More detailed guidance can be found in the OAIC’s Guide to securing personal information.
Privacy impact assessments
We encourage financial services entities to consider undertaking a privacy impact assessment (PIA) to identify and mitigate the risks that may be associated with the collection of the information from a carrier or carriage service provider.
A PIA can assist an entity to determine whether the collection of information is necessary and proportionate in the circumstances and provides a useful framework to help identity and mitigate privacy risks and impacts that may be associated with handling the information.
For instance, a PIA may assist financial services entities to identity whether additional security or other measures are necessary to protect the information and ensure it is only utilised for the limited purposes set out in the Regulations. Mitigating privacy issues will help reduce the risk of experiencing a data breach, which could trigger entities notification obligations under the NDB scheme.
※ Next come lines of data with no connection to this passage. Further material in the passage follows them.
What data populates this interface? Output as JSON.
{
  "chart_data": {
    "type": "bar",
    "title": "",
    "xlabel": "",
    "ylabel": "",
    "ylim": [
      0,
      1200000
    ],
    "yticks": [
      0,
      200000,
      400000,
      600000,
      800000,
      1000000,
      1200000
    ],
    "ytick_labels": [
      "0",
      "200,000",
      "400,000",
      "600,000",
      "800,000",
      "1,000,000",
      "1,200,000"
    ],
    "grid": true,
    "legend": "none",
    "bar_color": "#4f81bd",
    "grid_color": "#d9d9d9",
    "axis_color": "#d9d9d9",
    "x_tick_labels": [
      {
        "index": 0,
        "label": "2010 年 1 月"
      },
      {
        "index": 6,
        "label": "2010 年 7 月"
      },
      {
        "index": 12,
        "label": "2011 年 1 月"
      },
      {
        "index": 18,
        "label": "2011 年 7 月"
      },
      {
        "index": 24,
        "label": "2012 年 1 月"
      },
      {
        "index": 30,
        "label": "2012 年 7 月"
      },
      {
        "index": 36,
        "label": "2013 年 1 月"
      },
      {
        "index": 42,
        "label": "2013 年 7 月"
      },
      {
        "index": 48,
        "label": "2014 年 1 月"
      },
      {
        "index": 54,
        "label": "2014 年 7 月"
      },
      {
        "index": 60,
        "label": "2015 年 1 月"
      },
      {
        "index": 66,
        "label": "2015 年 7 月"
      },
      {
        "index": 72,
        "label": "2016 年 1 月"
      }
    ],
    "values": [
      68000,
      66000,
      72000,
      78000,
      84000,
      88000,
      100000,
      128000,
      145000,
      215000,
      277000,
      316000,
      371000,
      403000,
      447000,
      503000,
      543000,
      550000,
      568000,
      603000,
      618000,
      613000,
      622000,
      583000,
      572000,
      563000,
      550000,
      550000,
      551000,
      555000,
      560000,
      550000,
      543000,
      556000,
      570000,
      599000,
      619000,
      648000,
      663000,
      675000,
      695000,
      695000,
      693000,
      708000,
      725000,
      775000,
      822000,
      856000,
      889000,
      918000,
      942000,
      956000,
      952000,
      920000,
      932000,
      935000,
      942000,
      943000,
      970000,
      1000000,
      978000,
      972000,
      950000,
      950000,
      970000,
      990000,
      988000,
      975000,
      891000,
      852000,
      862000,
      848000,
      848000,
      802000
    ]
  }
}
The OAIC has produced a suite of resources to assist APP entities conduct PIAs, including a Guide to undertaking privacy impact assessments and a Privacy impact assessment tool.
- Australian Privacy Principles guidelines
- Data breach preparation and response guide
- Guide to securing personal information
- Guide to undertaking privacy impact assessments
- PIA e-Learning course
- Privacy impact assessment tool
- Privacy management framework: enabling compliance and encouraging good practice
 An ‘associate’ is defined in s 6 of the Regulations as an employee of the entity, a related body corporate of the entity, an employee of the related body corporate, or a contractor of the entity.
 The Regulations also require an authorised officer of the entity to give the Australian Prudential Regulation Authority an attestation that the entity meets the requirements of Prudential Standard CPS 234 ‑ Information Security, as in force from time to time.